Estes foram os mais recentes carregamentos desde que dois navios chegaram à costa do Golfo dos EUA no mês passado, dando início à maior onda de importações de soja da história do país, com a expectativa de entrada de cerca de 2 milhões de toneladas nos próximos dois meses.

Os Estados Unidos deverão importar um recorde de 2,45 milhões de toneladas de soja no ano encerrado em 31 de agosto para aliviar o maior aperto de estoques em uma década, de acordo com o Departamento de Agricultura dos EUA (USDA). O país é o maior produtor e segundo maior exportador de soja.

O navio Maia, que foi carregado com 66 mil toneladas de soja no porto brasileiro de São Francisco do Sul no início de maio, chegou a Wilmington no sábado.

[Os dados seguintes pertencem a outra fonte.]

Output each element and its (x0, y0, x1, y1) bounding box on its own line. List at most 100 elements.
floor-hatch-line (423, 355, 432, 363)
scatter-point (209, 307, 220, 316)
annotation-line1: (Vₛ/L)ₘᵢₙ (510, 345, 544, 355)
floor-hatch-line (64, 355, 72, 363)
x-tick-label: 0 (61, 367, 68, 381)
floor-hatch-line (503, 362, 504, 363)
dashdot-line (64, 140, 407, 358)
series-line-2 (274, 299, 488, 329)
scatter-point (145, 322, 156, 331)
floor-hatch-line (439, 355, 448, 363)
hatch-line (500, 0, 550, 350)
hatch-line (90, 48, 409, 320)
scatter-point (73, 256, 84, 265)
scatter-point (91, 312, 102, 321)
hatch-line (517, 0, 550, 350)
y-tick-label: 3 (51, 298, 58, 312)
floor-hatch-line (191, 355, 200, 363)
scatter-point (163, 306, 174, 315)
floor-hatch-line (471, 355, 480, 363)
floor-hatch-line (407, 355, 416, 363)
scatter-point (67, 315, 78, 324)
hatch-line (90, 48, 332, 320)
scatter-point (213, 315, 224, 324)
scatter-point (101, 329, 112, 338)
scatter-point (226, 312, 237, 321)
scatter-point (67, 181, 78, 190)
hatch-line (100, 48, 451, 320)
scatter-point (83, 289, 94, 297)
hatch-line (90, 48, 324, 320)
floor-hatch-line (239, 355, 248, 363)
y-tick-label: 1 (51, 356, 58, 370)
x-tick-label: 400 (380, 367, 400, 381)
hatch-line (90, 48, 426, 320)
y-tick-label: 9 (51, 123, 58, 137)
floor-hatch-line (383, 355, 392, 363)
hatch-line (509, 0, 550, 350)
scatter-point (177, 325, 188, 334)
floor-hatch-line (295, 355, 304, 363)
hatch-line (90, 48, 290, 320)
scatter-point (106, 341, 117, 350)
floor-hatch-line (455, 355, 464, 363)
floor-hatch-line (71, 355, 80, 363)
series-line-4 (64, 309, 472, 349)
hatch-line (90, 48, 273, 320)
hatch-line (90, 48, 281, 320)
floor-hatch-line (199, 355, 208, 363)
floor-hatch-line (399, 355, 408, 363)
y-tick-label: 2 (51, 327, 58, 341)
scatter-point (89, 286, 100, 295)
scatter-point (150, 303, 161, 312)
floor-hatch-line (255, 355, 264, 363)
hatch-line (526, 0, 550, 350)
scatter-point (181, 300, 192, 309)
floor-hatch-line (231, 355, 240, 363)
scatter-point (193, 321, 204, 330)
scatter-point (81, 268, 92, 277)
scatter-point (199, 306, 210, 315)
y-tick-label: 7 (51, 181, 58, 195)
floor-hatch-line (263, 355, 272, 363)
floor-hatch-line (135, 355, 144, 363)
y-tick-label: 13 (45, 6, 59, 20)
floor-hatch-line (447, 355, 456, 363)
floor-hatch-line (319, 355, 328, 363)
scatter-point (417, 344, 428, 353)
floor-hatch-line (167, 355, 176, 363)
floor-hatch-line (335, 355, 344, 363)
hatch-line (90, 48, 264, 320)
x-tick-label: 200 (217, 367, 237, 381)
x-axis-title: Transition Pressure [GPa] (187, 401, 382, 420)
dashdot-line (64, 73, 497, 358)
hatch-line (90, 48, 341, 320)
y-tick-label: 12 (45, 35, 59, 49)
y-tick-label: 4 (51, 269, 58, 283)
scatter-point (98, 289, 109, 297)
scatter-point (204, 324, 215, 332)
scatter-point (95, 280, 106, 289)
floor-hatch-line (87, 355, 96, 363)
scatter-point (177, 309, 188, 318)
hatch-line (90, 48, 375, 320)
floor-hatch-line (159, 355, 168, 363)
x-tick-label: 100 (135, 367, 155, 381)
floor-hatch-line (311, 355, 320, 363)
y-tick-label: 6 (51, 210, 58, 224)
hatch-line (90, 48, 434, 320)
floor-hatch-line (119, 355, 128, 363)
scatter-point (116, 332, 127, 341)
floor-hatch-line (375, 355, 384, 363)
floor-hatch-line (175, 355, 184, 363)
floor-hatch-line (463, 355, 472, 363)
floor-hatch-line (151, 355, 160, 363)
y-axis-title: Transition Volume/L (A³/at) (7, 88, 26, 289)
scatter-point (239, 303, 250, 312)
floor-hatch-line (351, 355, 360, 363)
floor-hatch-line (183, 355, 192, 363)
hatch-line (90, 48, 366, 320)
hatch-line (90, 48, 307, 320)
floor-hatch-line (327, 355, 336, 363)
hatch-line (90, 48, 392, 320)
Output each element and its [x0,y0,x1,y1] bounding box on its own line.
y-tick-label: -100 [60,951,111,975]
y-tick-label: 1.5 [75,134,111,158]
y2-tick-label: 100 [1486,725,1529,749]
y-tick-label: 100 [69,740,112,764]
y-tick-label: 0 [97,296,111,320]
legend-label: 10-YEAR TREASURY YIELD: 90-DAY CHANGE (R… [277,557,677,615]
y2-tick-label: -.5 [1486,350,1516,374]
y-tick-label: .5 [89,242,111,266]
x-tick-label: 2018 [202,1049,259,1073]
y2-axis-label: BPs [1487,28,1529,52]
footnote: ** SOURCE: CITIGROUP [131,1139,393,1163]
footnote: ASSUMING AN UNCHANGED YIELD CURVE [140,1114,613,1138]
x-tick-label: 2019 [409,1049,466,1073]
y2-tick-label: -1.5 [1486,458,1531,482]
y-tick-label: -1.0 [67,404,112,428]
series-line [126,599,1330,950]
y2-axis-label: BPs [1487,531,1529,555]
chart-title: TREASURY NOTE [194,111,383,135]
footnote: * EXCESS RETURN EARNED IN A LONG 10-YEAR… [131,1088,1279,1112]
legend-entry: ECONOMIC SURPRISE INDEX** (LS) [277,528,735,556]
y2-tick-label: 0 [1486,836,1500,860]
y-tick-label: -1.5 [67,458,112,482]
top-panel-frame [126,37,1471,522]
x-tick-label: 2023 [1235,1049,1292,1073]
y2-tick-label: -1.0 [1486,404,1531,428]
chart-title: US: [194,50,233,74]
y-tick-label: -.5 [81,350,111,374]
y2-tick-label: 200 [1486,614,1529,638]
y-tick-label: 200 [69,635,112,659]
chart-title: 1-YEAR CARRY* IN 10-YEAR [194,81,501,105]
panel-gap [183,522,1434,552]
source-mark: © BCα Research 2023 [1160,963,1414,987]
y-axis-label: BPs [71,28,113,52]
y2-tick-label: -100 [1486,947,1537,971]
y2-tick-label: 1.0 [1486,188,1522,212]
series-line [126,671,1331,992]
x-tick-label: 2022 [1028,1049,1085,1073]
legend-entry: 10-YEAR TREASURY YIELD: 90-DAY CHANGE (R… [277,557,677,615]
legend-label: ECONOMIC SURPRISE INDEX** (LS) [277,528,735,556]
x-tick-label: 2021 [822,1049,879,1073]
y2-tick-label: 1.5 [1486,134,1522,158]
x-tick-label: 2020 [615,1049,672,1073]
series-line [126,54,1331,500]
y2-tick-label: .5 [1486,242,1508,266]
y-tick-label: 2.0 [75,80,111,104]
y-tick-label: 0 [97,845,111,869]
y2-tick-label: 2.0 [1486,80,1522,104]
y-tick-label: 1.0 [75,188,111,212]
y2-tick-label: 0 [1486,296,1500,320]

Outra embarcação menor, a CS Chara, carregado com 30 mil toneladas de soja no porto Vila do Conde no norte do Brasil em meados de maio, chegou em Norfolk no final de domingo.

Cerca de 130 mil toneladas em duas embarcações foram descarregadas no terminal Bunge North America, no rio Mississippi, na primeira metade de abril.

Ao menos sete embarques contendo cerca de 342 mil toneladas estão em carregamento, à espera de carregamento ou navegando rumo à costa norte-americana, mostraram os dados. [WILSOYA/SHP]

Mais cargas já foram vendidas para carregamento em junho e julho, de acordo com operadores.

Os operadores não puderam confirmar rumores generalizados da terça-feira de que dois carregamentos inicialmente vendidos para a China haviam sido cancelados e que ao menos cinco foram revendidos por conta de problemas de financiamento da indústria chinesa em meio às fracas margens.